Marriage on mobile: How an IS man courted a medical student from UP
NEW DELHI: An Islamic State (IS) sympathiser, deported by Saudi Arabian authorities last April, married a medical student from Uttar Pradesh over a mobile phone in 2016, his interrogation report has revealed.
The marriage over mobile was conducted with “proper Islamic rituals” though the two had never met, Amzad Khan, 37, told the National Investigation Agency (NIA). They could have met in Saudi Arabia where the woman was preparing to go after completing her studies but Khan, who worked at a grocery store there, was arrested before it.
Khan was already married and had two children when he started chatting with the 24-year-old student on Facebook and web application Nimbuzz in 2011-12.
“Initially they discussed about Ahl-e-Hadith (an Islamic school of thought) and Islam as she was
inclined towards Hadith. She was impressed with his knowledge and fell in love,” states the interrogation report accessed by HT. He motivated the student to join IS and live an Islamic life in Syria as Khan was assured that one “can live in Syria with family without going to battlefield”.

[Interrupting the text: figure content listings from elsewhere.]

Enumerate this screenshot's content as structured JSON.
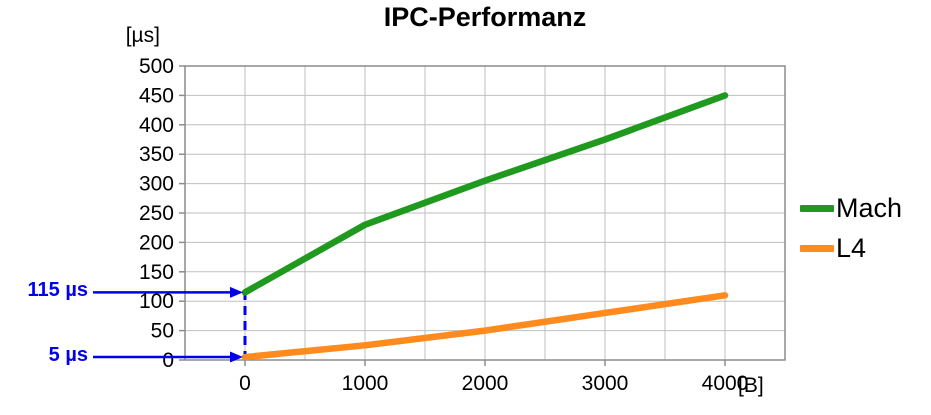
{
  "chart_data": {
    "type": "line",
    "title": "IPC-Performanz",
    "y_unit_label": "[µs]",
    "x_unit_label": "[B]",
    "xlim": [
      -500,
      4500
    ],
    "ylim": [
      0,
      500
    ],
    "x_grid_step": 500,
    "y_grid_step": 50,
    "x_ticks": [
      0,
      1000,
      2000,
      3000,
      4000
    ],
    "y_ticks": [
      0,
      50,
      100,
      150,
      200,
      250,
      300,
      350,
      400,
      450,
      500
    ],
    "grid_color": "#bfbfbf",
    "axis_color": "#8c8c8c",
    "grid_on": true,
    "legend_position": "right",
    "x": [
      0,
      1000,
      2000,
      3000,
      4000
    ],
    "series": [
      {
        "name": "Mach",
        "color": "#1f9a1f",
        "values": [
          115,
          230,
          305,
          375,
          450
        ]
      },
      {
        "name": "L4",
        "color": "#ff8a1e",
        "values": [
          5,
          25,
          50,
          80,
          110
        ]
      }
    ],
    "annotations": [
      {
        "label": "115 µs",
        "x": 0,
        "y": 115,
        "color": "#0000ee"
      },
      {
        "label": "5 µs",
        "x": 0,
        "y": 5,
        "color": "#0000ee"
      }
    ],
    "dashed_guide": {
      "x": 0,
      "y_from": 0,
      "y_to": 115,
      "color": "#0000ee"
    }
  }
}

In early 2015, he had a change of heart and chose not to travel to Syria to join IS. He asked her to travel to Saudi Arabia to live with him. They married the next year. Due to contacts Khan had maintained
with IS recruiters before he abandoned the idea, two of his brothers working in Saudi were held. They were later released but Khan was arrested on September 26, 2016. On April 4, he was deported. The son of a technician in Indian Railways, Khan had to drop out after matriculation owing to economic hardships. In Nagaur, he opened a public call office but due to his father’s debts, his family sold their house in Ratangarh and move to Bikaner. In 2005, Khan travelled to UAE and worked at his uncle’s company from where he moved to Saudi Arabia in 2014.
Initially, Khan did view the terror group with suspicion but when IS released 46 nurses stuck in Tirkit, he was impressed. He started listening to radical preachers, including UK-based Anjem Chaudhary, and soon found himself in telegram chat rooms filled with IS sympathisers. He then established contact with Yusuf-al-Hindi to whom he expressed his wish of joining IS.
The IR reveals that Khan’s relations with Yusuf were shaky from the beginning. Matters worsened when the Grand Mufti of Saudi Arabia and other Islamic preachers issued fatwas against IS. Yusuf had also told Khan he had joined Taliban after migrating to Afghanistan but left it after he and his brother had a “dispute” with them.
The brothers then shifted their base to Raqqa in Syria, where Yusuf joined the IS.